The woman who answered had a rough, low voice that sounded charred by years of cigarettes. She listened without comment as I babbled the explanation of who I was, who my mother was and why I was calling. I expected her to hang up on me at every moment, but she didn’t. When I finished, there was a long silence.

Then she said in her harsh, raking voice, “I don’t understand why you’re calling me about this now. Bess has been dead more than twenty years. It’s a little late to be barking up this tree, don’t you think?” She said “barking” with the classic Massachusetts accent:
bahkin
. Then, when I couldn’t think of an answer she said, “How’s your mother, good?”

“She’s okay,” I hedged. “You know, it’s funny but I think she still misses Bess after all this time.”

“She was a good girl,” said Karen. I didn’t know if she meant her daughter or my mother. “I shoulda taken her home after Grant passed, like everybody said I should.”

“Home?” I asked, confused.

“Back to Gloucester. Back where we belonged. It was a mistake, but she seemed happy on the island there.”
They-ya
.

“Was she close to her dad?” I asked.

She made an “eh” noise that sounded like a shrug. “Grant was a good-time boy, even when times were bad, you know what I mean?”

“I’m not sure.”

“The marina. How it all went down. He tried to put on
a show of happy, happy, but then behind that, he’s scrambling to keep things afloat. For a while it looked like he had a sale to this developer, but then … that never happened.” She gave a quick, harsh laugh. Behind it I could hear a whole life of bad luck.

“Didn’t the town buy his business?” I asked.

She laughed. “Right. They ‘bought’ it. Like, he could either get foreclosed or they could take it over. They acted like they were doing him a favor.” So, no inheritance, no jealous uncle. “He knew he was in trouble. What else was he going to do?”

“To do?”

“To get out of it.”

Was I understanding her right? Charlie, who was listening with me, the handset pressed between our ears, pulled away to give me a surprised look.

“Do you mean—” I wasn’t sure how to put it. “Do you think he killed himself?”

“He was a sailor first. I don’t care how drunk they said he was—and he wasn’t that drunk; the medical examiner even said—you don’t end up off your boat and tangled in your anchor.” At this, Charlie mouthed,
Anchor?

“He was alone?” I asked. She didn’t answer. Maybe she nodded, forgetting she was on the phone. There was a flick and crackle as a match was struck.

“You said something about the anchor?” I prodded.

“The anchor of the boat. He got caught up in it. That’s how he drowned.” I could hear her inhale, then blow out the cigarette smoke.

“Were there any other anchors? I mean, did he ever get
one delivered to him or did someone ever give him one? Or Bess?”

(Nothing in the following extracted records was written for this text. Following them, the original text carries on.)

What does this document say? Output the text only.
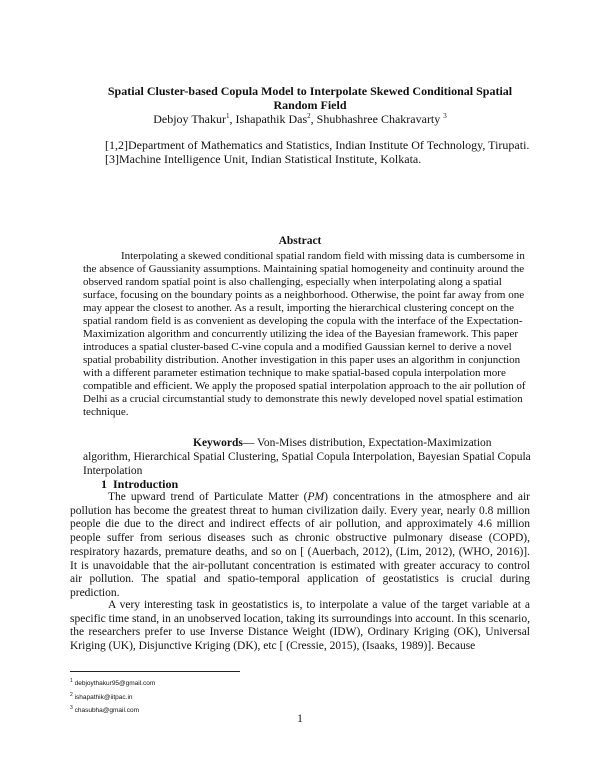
Spatial Cluster-based Copula Model to Interpolate Skewed Conditional Spatial
Random Field
Debjoy Thakur$^1$, Ishapathik Das$^2$, Shubhashree Chakravarty $^3$
[1,2]Department of Mathematics and Statistics, Indian Institute Of Technology, Tirupati.
[3]Machine Intelligence Unit, Indian Statistical Institute, Kolkata.
Abstract
Interpolating a skewed conditional spatial random field with missing data is cumbersome in the absence of Gaussianity assumptions. Maintaining spatial homogeneity and continuity around the observed random spatial point is also challenging, especially when interpolating along a spatial surface, focusing on the boundary points as a neighborhood. Otherwise, the point far away from one may appear the closest to another. As a result, importing the hierarchical clustering concept on the spatial random field is as convenient as developing the copula with the interface of the Expectation-Maximization algorithm and concurrently utilizing the idea of the Bayesian framework. This paper introduces a spatial cluster-based C-vine copula and a modified Gaussian kernel to derive a novel spatial probability distribution. Another investigation in this paper uses an algorithm in conjunction with a different parameter estimation technique to make spatial-based copula interpolation more compatible and efficient. We apply the proposed spatial interpolation approach to the air pollution of Delhi as a crucial circumstantial study to demonstrate this newly developed novel spatial estimation technique.
Keywords— Von-Mises distribution, Expectation-Maximization algorithm, Hierarchical Spatial Clustering, Spatial Copula Interpolation, Bayesian Spatial Copula Interpolation
1 Introduction
The upward trend of Particulate Matter (PM) concentrations in the atmosphere and air pollution has become the greatest threat to human civilization daily. Every year, nearly 0.8 million people die due to the direct and indirect effects of air pollution, and approximately 4.6 million people suffer from serious diseases such as chronic obstructive pulmonary disease (COPD), respiratory hazards, premature deaths, and so on [ (Auerbach, 2012), (Lim, 2012), (WHO, 2016)]. It is unavoidable that the air-pollutant concentration is estimated with greater accuracy to control air pollution. The spatial and spatio-temporal application of geostatistics is crucial during prediction.
A very interesting task in geostatistics is, to interpolate a value of the target variable at a specific time stand, in an unobserved location, taking its surroundings into account. In this scenario, the researchers prefer to use Inverse Distance Weight (IDW), Ordinary Kriging (OK), Universal Kriging (UK), Disjunctive Kriging (DK), etc [ (Cressie, 2015), (Isaaks, 1989)]. Because
$^1$ debjoythakur95@gmail.com
$^2$ ishapathik@iitpac.in
$^3$ chasubha@gmail.com
1
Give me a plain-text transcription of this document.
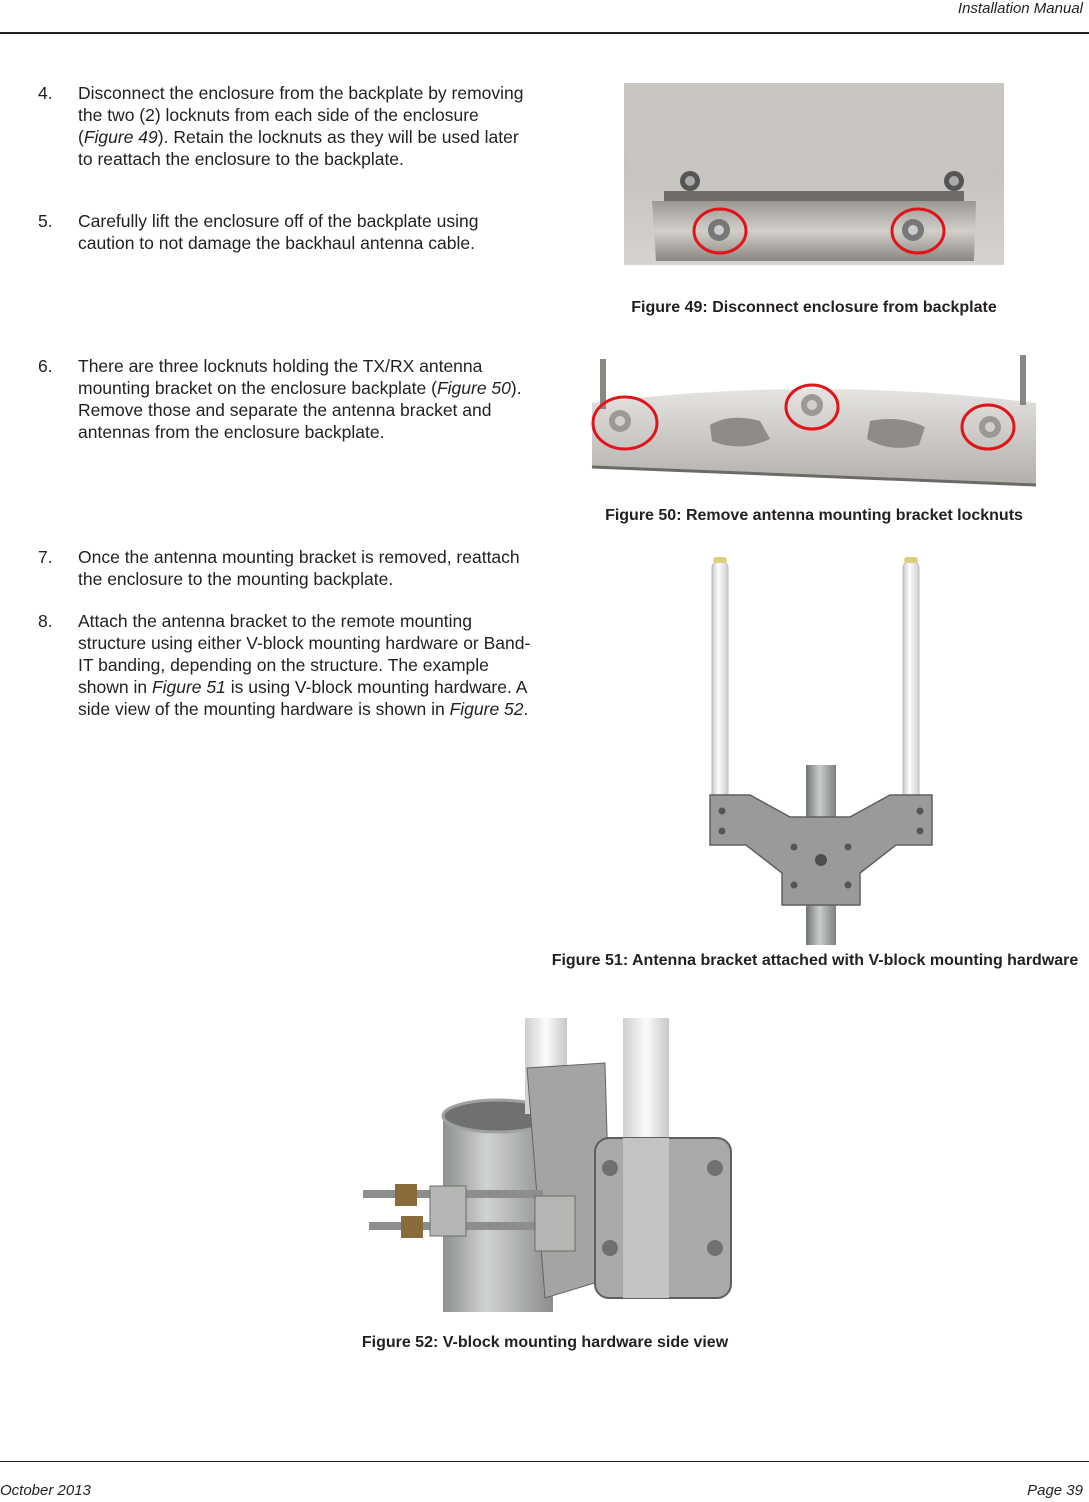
Installation Manual
4. Disconnect the enclosure from the backplate by removing the two (2) locknuts from each side of the enclosure (Figure 49). Retain the locknuts as they will be used later to reattach the enclosure to the backplate.
5. Carefully lift the enclosure off of the backplate using caution to not damage the backhaul antenna cable.
Figure 49: Disconnect enclosure from backplate
6. There are three locknuts holding the TX/RX antenna mounting bracket on the enclosure backplate (Figure 50). Remove those and separate the antenna bracket and antennas from the enclosure backplate.
Figure 50: Remove antenna mounting bracket locknuts
7. Once the antenna mounting bracket is removed, reattach the enclosure to the mounting backplate.
8. Attach the antenna bracket to the remote mounting structure using either V-block mounting hardware or Band-IT banding, depending on the structure. The example shown in Figure 51 is using V-block mounting hardware. A side view of the mounting hardware is shown in Figure 52.
Figure 51: Antenna bracket attached with V-block mounting hardware
Figure 52: V-block mounting hardware side view
October 2013	Page 39
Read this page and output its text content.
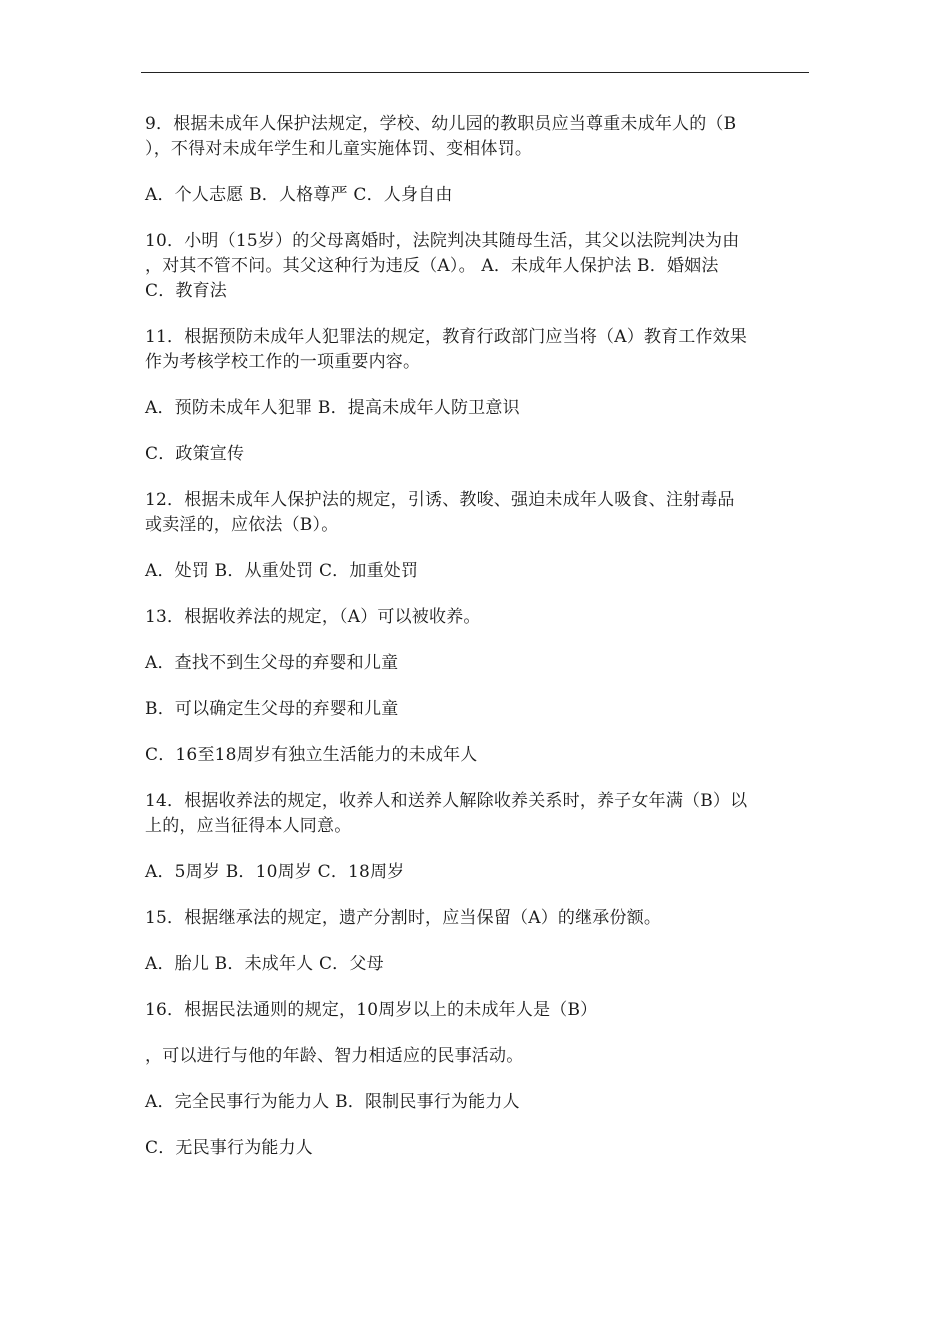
9．根据未成年人保护法规定，学校、幼儿园的教职员应当尊重未成年人的（B
），不得对未成年学生和儿童实施体罚、变相体罚。

A．个人志愿 B．人格尊严 C．人身自由

10．小明（15岁）的父母离婚时，法院判决其随母生活，其父以法院判决为由
，对其不管不问。其父这种行为违反（A）。 A．未成年人保护法 B．婚姻法
C．教育法

11．根据预防未成年人犯罪法的规定，教育行政部门应当将（A）教育工作效果
作为考核学校工作的一项重要内容。

A．预防未成年人犯罪 B．提高未成年人防卫意识

C．政策宣传

12．根据未成年人保护法的规定，引诱、教唆、强迫未成年人吸食、注射毒品
或卖淫的，应依法（B）。

A．处罚 B．从重处罚 C．加重处罚

13．根据收养法的规定，（A）可以被收养。

A．查找不到生父母的弃婴和儿童

B．可以确定生父母的弃婴和儿童

C．16至18周岁有独立生活能力的未成年人

14．根据收养法的规定，收养人和送养人解除收养关系时，养子女年满（B）以
上的，应当征得本人同意。

A．5周岁 B．10周岁 C．18周岁

15．根据继承法的规定，遗产分割时，应当保留（A）的继承份额。

A．胎儿 B．未成年人 C．父母

16．根据民法通则的规定，10周岁以上的未成年人是（B）

，可以进行与他的年龄、智力相适应的民事活动。

A．完全民事行为能力人 B．限制民事行为能力人

C．无民事行为能力人
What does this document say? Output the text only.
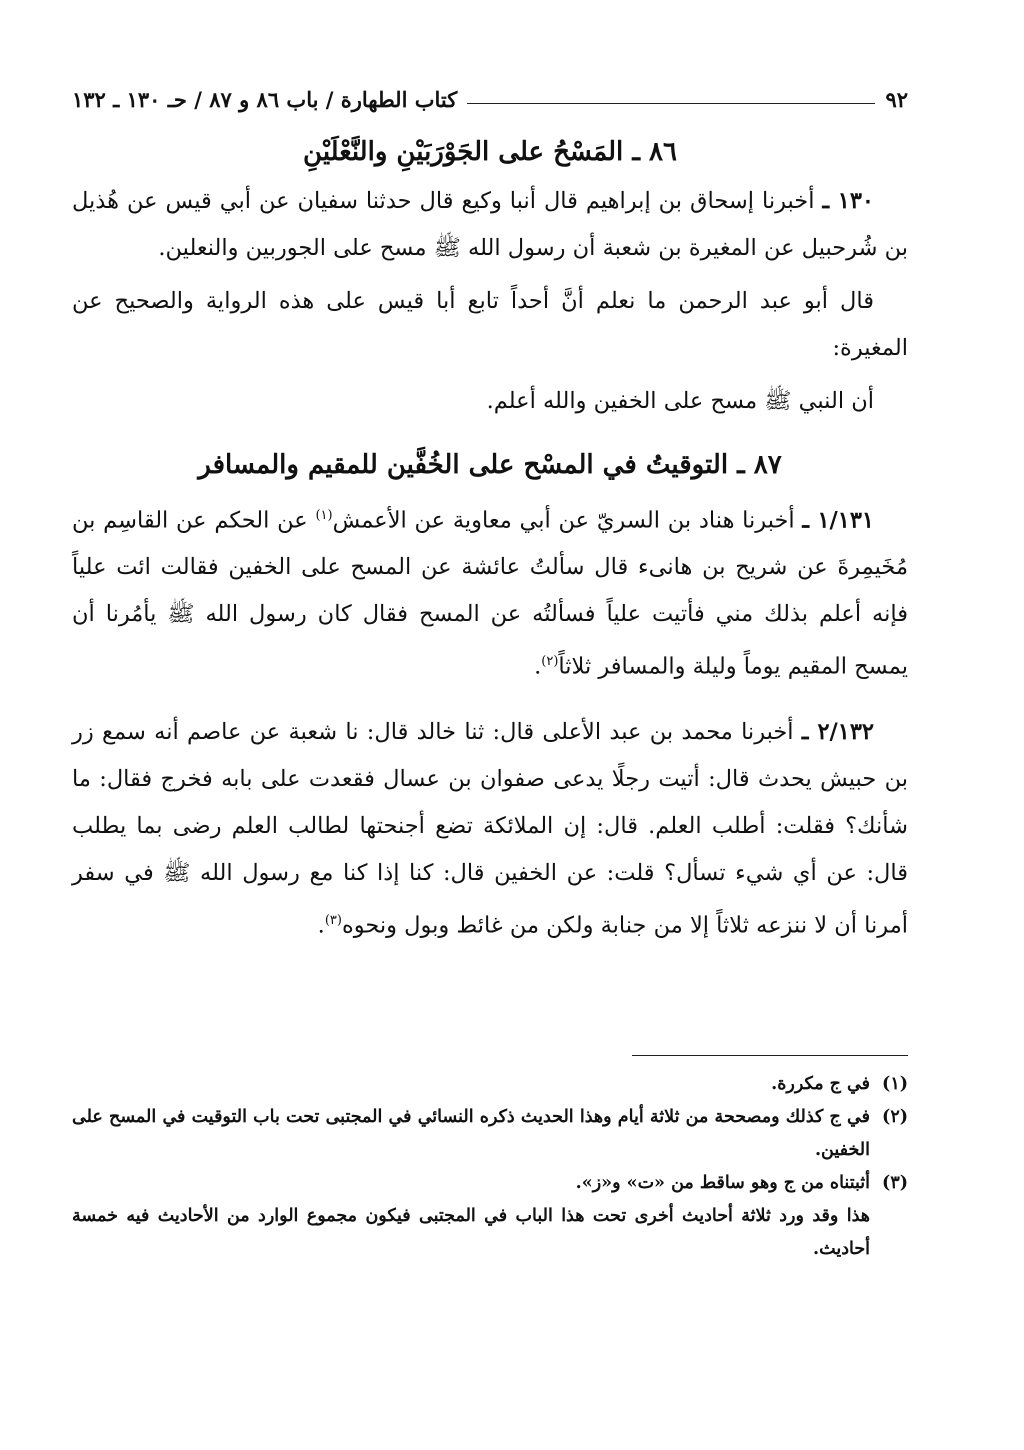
٩٢
كتاب الطهارة / باب ٨٦ و ٨٧ / حـ ١٣٠ ـ ١٣٢
٨٦ ـ المَسْحُ على الجَوْرَبَيْنِ والنَّعْلَيْنِ

١٣٠ ـ أخبرنا إسحاق بن إبراهيم قال أنبا وكيع قال حدثنا سفيان عن أبي قيس عن هُذيل بن شُرحبيل عن المغيرة بن شعبة أن رسول الله ﷺ مسح على الجوربين والنعلين.

قال أبو عبد الرحمن ما نعلم أنَّ أحداً تابع أبا قيس على هذه الرواية والصحيح عن المغيرة:

أن النبي ﷺ مسح على الخفين والله أعلم.

٨٧ ـ التوقيتُ في المسْح على الخُفَّين للمقيم والمسافر

١/١٣١ ـ أخبرنا هناد بن السريّ عن أبي معاوية عن الأعمش$^{(١)}$ عن الحكم عن القاسِم بن مُخَيمِرةَ عن شريح بن هانىء قال سألتُ عائشة عن المسح على الخفين فقالت ائت علياً فإنه أعلم بذلك مني فأتيت علياً فسألتُه عن المسح فقال كان رسول الله ﷺ يأمُرنا أن يمسح المقيم يوماً وليلة والمسافر ثلاثاً$^{(٢)}$.

٢/١٣٢ ـ أخبرنا محمد بن عبد الأعلى قال: ثنا خالد قال: نا شعبة عن عاصم أنه سمع زر بن حبيش يحدث قال: أتيت رجلًا يدعى صفوان بن عسال فقعدت على بابه فخرج فقال: ما شأنك؟ فقلت: أطلب العلم. قال: إن الملائكة تضع أجنحتها لطالب العلم رضى بما يطلب قال: عن أي شيء تسأل؟ قلت: عن الخفين قال: كنا إذا كنا مع رسول الله ﷺ في سفر أمرنا أن لا ننزعه ثلاثاً إلا من جنابة ولكن من غائط وبول ونحوه$^{(٣)}$.

(١)
في ج مكررة.
(٢)
في ج كذلك ومصححة من ثلاثة أيام وهذا الحديث ذكره النسائي في المجتبى تحت باب التوقيت في المسح على الخفين.
(٣)
أثبتناه من ج وهو ساقط من «ت» و«ز».
هذا وقد ورد ثلاثة أحاديث أخرى تحت هذا الباب في المجتبى فيكون مجموع الوارد من الأحاديث فيه خمسة أحاديث.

There was silence on the line. I couldn’t tell if we’d been disconnected or if she just wasn’t talking. A click and a staticky scratch on the line a moment later, followed by a dial tone, answered my question. She did not want to talk about anchors. In a movie, you would have cut to her, revealing the slab-faced, threatening guy standing next to her. Maybe he would have a knife at her throat, making sure she didn’t make any false moves. But I was letting my imagination run wild. She might just not have known what I was talking about. She might have had enough of talking to some nosy kid, bringing up her dead daughter.